The experimental results are presented in Tables G to J in S1 Text. The dominant role of sequence information is clearly evidenced by the dramatic performance drop observed when the entire sequence branch is removed (No‑Seq). For instance, on the AntiCP 2.0_Main and ACP functional prediction datasets, the MCC scores of No‑Seq decrease by 0.3024 and 0.2327, respectively, compared to the full model. Within the sequence branch, both long‑range dependencies and local patterns are essential. On the functional prediction dataset, removing BiLSTM (No‑BiLSTM) causes a more severe performance degradation than removing causal convolution (No‑CausalCNN), underscoring the greater importance of global context modeling for this task. Conversely, on the three ACP identification datasets, removing causal convolution results in a more significant performance degradation, highlighting the critical role of local motif extraction in distinguishing ACPs from non‑ACPs. In the graph branch, removing top‑k pooling (No‑TopKPooling) consistently reduces performance across all datasets, validating the importance of key‑residue selection and hierarchical subgraph learning.

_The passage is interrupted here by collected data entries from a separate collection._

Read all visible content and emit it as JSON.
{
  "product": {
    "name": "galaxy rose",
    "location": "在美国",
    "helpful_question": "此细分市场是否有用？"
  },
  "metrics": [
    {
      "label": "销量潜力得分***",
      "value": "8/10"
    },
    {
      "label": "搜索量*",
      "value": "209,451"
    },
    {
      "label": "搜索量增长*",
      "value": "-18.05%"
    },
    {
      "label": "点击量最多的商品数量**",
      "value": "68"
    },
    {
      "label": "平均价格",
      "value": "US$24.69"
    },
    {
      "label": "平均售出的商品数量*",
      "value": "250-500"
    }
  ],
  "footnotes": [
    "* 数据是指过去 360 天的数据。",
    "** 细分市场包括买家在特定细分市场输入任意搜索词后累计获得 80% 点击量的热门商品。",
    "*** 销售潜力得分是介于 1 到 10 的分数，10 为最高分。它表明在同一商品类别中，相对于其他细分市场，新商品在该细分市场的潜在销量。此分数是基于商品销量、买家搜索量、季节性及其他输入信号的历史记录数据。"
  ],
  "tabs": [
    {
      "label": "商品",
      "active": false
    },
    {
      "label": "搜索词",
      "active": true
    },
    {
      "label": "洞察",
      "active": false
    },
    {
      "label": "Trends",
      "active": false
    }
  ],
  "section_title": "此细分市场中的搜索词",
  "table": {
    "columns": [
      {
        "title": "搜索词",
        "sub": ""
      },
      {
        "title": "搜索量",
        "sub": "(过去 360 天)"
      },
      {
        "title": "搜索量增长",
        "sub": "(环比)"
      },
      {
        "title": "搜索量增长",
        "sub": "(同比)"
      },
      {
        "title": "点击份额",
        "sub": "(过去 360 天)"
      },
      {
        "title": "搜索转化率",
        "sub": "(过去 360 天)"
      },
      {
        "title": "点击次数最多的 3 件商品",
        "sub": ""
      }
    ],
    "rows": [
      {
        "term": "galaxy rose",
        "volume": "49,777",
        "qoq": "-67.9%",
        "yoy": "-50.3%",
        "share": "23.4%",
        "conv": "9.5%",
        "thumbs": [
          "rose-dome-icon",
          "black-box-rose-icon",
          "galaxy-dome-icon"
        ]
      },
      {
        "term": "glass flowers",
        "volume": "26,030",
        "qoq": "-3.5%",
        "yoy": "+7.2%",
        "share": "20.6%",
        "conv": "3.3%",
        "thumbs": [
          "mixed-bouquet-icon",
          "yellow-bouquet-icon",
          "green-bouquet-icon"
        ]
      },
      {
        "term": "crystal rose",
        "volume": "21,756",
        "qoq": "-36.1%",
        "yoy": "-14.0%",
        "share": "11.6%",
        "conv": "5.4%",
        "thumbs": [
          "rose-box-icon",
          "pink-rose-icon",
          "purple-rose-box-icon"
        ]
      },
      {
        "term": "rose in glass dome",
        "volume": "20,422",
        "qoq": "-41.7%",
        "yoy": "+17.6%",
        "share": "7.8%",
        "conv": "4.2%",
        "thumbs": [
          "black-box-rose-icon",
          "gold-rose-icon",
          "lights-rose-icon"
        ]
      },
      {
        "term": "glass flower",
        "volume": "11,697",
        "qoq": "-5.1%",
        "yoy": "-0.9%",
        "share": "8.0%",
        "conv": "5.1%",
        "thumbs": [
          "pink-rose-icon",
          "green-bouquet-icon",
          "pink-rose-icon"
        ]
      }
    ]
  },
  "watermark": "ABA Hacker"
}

Critically, performance is not merely a function of model scale. For the first ablation study, where we create ACPNet_no_Seq and ACPNet_no_Graph by holding the number of parameters constant and manipulating the input features to disable sequence or structural learning, respectively, the model performance changes substantially. This confirms that the observed effectiveness depends on the integration of both information modalities, not on scale alone. In the second ablation study involving the removal of key components, no consistent pattern emerges where larger models yield better performance. Comparisons with external algorithms further support this conclusion. For instance, on the ACP-Mixed-80 dataset, the lightweight No-Seq variant (0.44M parameters) outperforms much larger models such as ACPred-LAF (2.46M). Similarly, the No-BiLSTM model (4.11M) achieves better results than the larger MA-PEP (6.41M) and ACP-PDAFF (7.88M). On the AntiCP 2.0_Alternate dataset, No-Seq surpasses ACPred-LAF by 0.0475 in MCC despite having only 17.76% of its parameters. These comparisons clearly indicate that the superiority of Multi-ACPNet stems not from increased model size, but from the effective integration of multi-scale sequence and structural feature extraction.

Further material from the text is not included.